While I've covered E3 in various capacities for years, I only attended for the first time two years ago. I arrived in time to attend the Sony press conference with the late Andrew Yoon. Though it certainly would have been within his editorial power to assign me to news writing duty, he found me a seat and then stepped outside to cover the news himself, knowing it was my first time seeing such an event first-hand. It was selfless and kind, and I still appreciate it to this day.
That press conference is the only one I've attended, and that's by choice. Last year, though I had been invited to attend various conferences, I abstained. I largely plan to do that again this year. Seeing the press conferences in-person simply isn't a practical avenue for coverage, so many journalists choose to watch remotely. I'll be flying thousands of miles on Sunday so that on Monday, I can sit in my hotel with Twitch open on my iPad, helping to write and delegate news as it breaks. It's simply more efficient.
This is just one manner in which E3's history and legacy is hitting the cold reality of modern media and information propagation. Within a few years, I expect companies to rethink their approach in a variety of ways. And in ways both positive and negative, Nintendo has surprisingly positioned itself ahead of the curve.
After all, what's the point in reserving a large stage space if a growing number of the media aren't there to cover it? Companies can fill the seats with fans--and judging by the hooting and hollering, they already do--but media invites are becoming as impractical for publishers as it is for journalists. Eventually, the mere spectacle doesn't seem worth the investment.
That isn't to say that companies will or should call off their presentations altogether. But given that many of the people vital to the process are watching streams, an all-streaming solution makes more sense. Nintendo's move to digital presentations may have been a cost-cutting measure, but it's also a look into the inevitable future. Microsoft, Sony, EA, Ubisoft, and now Bethesda and a PC coalition may all enjoy filling a theater with screaming fans, but that's only reaching a few thousand people in-person. The streaming aspect of their conferences, with a much lower upfront cost, is reaching more people by orders of magnitude.
Then we have the E3 show floor, a dizzying mass of lights and sounds where companies put out their best and brightest. Preparing an E3 demo is difficult, time-consuming work. As we move deeper into the age of digital distribution, however, we'll find less and less reason why these demos need to be kept in the relative secrecy of the Los Angeles Convention Center. No publisher wants journalists reporting that they played a buggy build, so playtesting E3 demos is as much a part of the process as testing the final product.
As a result, distributing special timed demos to the home audience is bound to become more common practice. Nintendo began distributing demos at Best Buy locations last year, again showing a remarkable amount of prescience for a company that's so often regarded as lagging behind.
Not all of these changes are what's best for gamers, however. We've also seen a trend in the last few years of game companies cutting out journalists altogether with its own internal blogs and interviews becoming an increasing part of the coverage cycle. This exercise cuts out a powerful consumer advocacy tool, but is preferred by publishers since it allows them to control their messaging.
Nintendo has shown early practice of this too. Its Treehouse interviews at E3 are formulated to include a tightly-regimented roll-out of reveals throughout the show, while assuring that nothing inadvertently slips or is misunderstood. Nintendo still provides some interview access to the media, but keeps most of its developer pool safely ensconsed in its own playground. Other publishers are starting to exercise the same practice this year, and it's a trend we'll continue to see grow.
Direct streaming, widely distributed demos, and internal interviews are all ways to keep messaging secure and consistent. Some of these methods, like public demos, are consumer-friendly, while others, like internal interviews, are less so. The shared commonality is that all of them deemphasize the role of journalists in the E3 spectacle. That may not be Nintendo's goal, but it's certainly setting precedents to that effect. That means the changing face of E3 will also necessitate a shift in games journalism. As these changes take hold, we'll need to adapt too.

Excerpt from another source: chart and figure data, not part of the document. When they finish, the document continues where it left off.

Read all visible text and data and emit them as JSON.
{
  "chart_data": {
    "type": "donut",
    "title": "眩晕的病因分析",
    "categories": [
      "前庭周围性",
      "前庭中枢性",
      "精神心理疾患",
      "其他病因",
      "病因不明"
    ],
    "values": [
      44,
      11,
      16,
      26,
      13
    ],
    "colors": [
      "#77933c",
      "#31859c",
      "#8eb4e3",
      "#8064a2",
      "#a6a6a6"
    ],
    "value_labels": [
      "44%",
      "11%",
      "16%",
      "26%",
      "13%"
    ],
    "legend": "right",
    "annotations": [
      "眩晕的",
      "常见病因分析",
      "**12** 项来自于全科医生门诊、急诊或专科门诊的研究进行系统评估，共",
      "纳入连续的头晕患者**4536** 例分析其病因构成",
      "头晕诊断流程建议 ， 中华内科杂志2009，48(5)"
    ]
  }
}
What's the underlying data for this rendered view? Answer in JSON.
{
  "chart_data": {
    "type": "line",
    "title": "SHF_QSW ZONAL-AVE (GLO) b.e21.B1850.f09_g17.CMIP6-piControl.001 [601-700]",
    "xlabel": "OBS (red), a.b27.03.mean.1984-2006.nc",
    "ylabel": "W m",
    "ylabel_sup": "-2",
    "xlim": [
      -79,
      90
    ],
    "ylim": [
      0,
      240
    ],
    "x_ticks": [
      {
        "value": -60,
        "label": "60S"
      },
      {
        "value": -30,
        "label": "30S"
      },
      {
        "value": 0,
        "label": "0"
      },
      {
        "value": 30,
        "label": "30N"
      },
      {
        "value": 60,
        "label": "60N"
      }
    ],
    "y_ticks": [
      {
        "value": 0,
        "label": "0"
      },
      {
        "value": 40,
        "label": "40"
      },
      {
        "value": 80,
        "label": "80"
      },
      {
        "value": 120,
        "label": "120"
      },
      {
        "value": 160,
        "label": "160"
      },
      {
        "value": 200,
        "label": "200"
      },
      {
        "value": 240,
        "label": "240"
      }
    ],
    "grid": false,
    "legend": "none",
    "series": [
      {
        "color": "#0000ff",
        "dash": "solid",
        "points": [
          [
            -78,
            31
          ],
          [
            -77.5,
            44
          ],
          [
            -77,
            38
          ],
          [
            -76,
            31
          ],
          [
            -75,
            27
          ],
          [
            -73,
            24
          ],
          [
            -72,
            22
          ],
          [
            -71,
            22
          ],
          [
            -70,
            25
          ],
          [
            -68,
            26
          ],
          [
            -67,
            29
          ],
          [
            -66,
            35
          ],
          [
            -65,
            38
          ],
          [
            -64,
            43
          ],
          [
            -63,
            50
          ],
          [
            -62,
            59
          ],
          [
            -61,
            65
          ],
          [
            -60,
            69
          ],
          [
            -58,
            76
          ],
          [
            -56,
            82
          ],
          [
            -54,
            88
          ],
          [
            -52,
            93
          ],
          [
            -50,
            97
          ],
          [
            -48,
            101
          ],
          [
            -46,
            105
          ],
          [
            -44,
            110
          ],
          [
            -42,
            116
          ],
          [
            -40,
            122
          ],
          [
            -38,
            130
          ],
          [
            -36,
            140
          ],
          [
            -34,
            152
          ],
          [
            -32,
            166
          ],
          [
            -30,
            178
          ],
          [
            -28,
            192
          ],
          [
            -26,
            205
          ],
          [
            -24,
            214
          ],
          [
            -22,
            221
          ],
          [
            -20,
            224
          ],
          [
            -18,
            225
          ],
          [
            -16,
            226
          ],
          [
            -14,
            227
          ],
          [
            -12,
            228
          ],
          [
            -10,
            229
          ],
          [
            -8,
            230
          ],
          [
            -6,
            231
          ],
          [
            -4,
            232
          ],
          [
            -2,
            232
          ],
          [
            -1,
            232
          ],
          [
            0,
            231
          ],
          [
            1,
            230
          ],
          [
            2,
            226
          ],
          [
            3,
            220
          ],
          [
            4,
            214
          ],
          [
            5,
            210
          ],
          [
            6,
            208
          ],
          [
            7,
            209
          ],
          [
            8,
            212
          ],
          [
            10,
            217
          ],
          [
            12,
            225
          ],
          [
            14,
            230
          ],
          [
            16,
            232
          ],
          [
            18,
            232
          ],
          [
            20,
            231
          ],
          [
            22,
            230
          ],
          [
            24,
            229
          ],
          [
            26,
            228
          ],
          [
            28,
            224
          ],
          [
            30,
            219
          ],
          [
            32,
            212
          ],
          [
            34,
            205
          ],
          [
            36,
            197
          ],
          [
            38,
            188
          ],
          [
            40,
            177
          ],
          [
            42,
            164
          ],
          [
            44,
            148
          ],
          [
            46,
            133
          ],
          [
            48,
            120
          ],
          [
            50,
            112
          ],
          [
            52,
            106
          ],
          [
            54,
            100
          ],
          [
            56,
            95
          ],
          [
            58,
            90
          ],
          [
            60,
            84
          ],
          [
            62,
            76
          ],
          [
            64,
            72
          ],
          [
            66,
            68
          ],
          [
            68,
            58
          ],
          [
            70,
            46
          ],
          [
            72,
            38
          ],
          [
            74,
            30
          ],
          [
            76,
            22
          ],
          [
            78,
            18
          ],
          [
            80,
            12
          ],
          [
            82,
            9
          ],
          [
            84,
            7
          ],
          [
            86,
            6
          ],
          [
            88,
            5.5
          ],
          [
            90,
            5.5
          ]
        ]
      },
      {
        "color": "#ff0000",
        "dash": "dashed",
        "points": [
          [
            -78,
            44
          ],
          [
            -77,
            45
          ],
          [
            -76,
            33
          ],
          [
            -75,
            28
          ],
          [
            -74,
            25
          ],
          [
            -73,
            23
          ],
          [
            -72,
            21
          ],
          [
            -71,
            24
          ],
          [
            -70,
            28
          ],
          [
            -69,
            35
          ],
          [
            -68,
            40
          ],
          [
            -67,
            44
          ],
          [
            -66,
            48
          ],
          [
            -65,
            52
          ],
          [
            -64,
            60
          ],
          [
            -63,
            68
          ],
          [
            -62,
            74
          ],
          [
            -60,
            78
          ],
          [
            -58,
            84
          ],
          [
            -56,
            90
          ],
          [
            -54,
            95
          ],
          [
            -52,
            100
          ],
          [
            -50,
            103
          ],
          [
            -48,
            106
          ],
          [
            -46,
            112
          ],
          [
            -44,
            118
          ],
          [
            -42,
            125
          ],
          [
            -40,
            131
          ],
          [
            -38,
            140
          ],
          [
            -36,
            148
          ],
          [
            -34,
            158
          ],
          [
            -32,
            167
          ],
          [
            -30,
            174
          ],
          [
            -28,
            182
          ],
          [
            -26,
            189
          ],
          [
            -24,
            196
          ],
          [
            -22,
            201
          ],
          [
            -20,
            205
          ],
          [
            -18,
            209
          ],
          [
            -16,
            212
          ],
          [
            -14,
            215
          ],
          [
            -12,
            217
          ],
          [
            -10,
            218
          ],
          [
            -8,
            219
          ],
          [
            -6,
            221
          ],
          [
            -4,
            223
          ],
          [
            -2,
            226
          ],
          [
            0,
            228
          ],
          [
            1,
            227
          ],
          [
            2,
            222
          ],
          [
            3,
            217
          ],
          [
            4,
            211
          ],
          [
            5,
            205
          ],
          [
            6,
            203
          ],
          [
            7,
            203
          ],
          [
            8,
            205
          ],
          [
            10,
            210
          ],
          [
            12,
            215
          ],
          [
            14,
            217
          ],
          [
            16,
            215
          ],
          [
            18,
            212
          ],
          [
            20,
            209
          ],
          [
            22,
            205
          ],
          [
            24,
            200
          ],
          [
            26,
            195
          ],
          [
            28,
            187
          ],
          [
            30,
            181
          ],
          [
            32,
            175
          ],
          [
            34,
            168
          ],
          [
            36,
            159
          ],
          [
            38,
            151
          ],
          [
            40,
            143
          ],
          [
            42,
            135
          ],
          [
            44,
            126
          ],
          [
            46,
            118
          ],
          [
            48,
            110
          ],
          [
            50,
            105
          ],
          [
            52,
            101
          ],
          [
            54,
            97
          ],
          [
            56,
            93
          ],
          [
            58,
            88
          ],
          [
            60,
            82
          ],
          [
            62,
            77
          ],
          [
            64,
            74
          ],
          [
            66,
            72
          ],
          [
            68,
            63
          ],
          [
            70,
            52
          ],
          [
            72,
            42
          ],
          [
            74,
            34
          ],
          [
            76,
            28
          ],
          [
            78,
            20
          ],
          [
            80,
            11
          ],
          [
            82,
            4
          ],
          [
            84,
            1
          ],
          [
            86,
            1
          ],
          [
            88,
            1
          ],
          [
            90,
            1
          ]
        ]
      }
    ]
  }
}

Steve Watts posted a new article, Opinion: E3's Future Being Led by Nintendo
I agree with this, I can see e3 becoming entirely digital.
Interesting thought process. They've definitely been the most different in the last couple years.
I can't imagine having to cover all that in person. It sounds exhausting.
As a game player, I love the treehouse stuff. Why should I settle for a second hand account of what was shown, or shaky hand video, when I can watch a direct stream, along with the inputs of the developers. I don't need an interpreter to tell me what they said, and I don't have to worry about the effect what was shown being clouded, dismissed, or ignored. In such a case, the reporter doesn't hold the power of knowledge, or nor should they.